AI can go into a set of data and provide information from that data. That means Spotify or YouTube suggesting songs and videos you might enjoy based on the data of your previous selections; it means your research system telling you which shows perform best on your demo target; it means the red-light camera taking a picture of you making an illegal right turn and automatically sending a ticket to your home (which can feel like a drawback to AI, actually).

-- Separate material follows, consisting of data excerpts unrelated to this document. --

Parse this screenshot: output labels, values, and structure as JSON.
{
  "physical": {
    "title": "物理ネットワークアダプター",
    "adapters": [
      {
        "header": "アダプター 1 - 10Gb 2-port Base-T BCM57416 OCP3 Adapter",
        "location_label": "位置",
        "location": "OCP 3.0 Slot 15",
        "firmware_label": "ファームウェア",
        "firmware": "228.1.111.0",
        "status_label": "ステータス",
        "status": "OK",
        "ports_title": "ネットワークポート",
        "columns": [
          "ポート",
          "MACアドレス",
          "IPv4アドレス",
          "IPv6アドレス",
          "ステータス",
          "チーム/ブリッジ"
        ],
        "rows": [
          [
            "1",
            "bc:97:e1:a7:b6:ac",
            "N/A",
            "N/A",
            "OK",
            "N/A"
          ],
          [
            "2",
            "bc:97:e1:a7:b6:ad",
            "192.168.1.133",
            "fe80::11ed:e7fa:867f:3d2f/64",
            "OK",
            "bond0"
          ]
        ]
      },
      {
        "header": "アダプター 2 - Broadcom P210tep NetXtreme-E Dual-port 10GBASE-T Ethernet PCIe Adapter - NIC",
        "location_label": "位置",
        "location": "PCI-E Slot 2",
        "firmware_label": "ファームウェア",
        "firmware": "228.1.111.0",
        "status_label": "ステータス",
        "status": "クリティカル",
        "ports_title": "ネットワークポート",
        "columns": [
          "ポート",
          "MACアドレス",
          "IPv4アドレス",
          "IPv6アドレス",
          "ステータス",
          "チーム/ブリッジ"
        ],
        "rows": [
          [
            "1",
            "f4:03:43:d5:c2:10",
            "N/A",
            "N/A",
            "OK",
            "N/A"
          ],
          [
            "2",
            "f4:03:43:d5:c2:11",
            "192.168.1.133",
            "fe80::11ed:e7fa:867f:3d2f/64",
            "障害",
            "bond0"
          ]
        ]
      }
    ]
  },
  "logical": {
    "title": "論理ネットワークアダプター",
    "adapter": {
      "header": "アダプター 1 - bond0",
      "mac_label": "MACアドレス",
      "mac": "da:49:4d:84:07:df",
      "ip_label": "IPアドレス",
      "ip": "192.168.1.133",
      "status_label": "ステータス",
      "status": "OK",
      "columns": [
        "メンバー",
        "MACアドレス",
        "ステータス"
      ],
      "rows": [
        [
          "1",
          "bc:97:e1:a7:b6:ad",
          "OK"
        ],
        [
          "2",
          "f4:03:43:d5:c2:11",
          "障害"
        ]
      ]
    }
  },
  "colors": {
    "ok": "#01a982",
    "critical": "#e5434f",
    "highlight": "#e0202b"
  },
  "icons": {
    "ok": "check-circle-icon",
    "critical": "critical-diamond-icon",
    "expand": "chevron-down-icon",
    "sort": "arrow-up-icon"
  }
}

Generative AI takes that a step further by making deeper connections and generating new content and information based on existing data.

AI can:

  • Analyze large sets of customer data to identify and segment target audiences based on their demographics, interests and behaviors.
  • Analyze historical data on media performance to identify the most effective media channels for reaching each target audience segment.
  • Develop and optimize media plans based on budget, goals and targeting criteria.
  • Automate the placement of ads across multiple media channels and track performance in real time.

 

On a deeper level, gen AI can:

  • Analyze information sources including social media data to identify emerging trends in audience behavior and media consumption.
  • Track the performance of campaigns across multiple media channels and measure their impact on key metrics such as brand awareness, purchase intent, and sales.
  • Generate personalized content for different audience segments — and even individual consumers.
    • Ad copy that is tailored to the interests of the consumer.
    • Personalized images and videos that feature the consumer’s face or other personal details.
    • Landing pages that are tailored to the particular interests of the consumer.

 

For advertisers, this doesn’t just mean better targeting — it means you’ll get to that better targeting faster. Your planners and buyers will be able to make optimizations more quickly, as artificial intelligence accelerates the campaign learning curve with:

  • Increased efficiency—Many of the time-consuming and repetitive tasks involved in buying and planning, opening time to focus on more strategic aspects of their work.
  • Improved effectiveness—Informed decisions can be made more quickly, cutting reducing the amount of trial-and-error needed.

 

AI is basically the norm now, and gen AI is on its way to reaching the same level of ubiquity. Do you need to adopt them right away, or at all? No, you can keep doing what you’ve been doing. Whatever’s working will probably keep working the way it has been. But if you can buy better, with enhanced targeting and increased efficiency — especially when that’s what your competition is probably doing — then why wouldn’t you?

The question that clients should be asking is no longer whether their agencies are utilizing these advanced tools; the question should be which tools they use and how well they use them.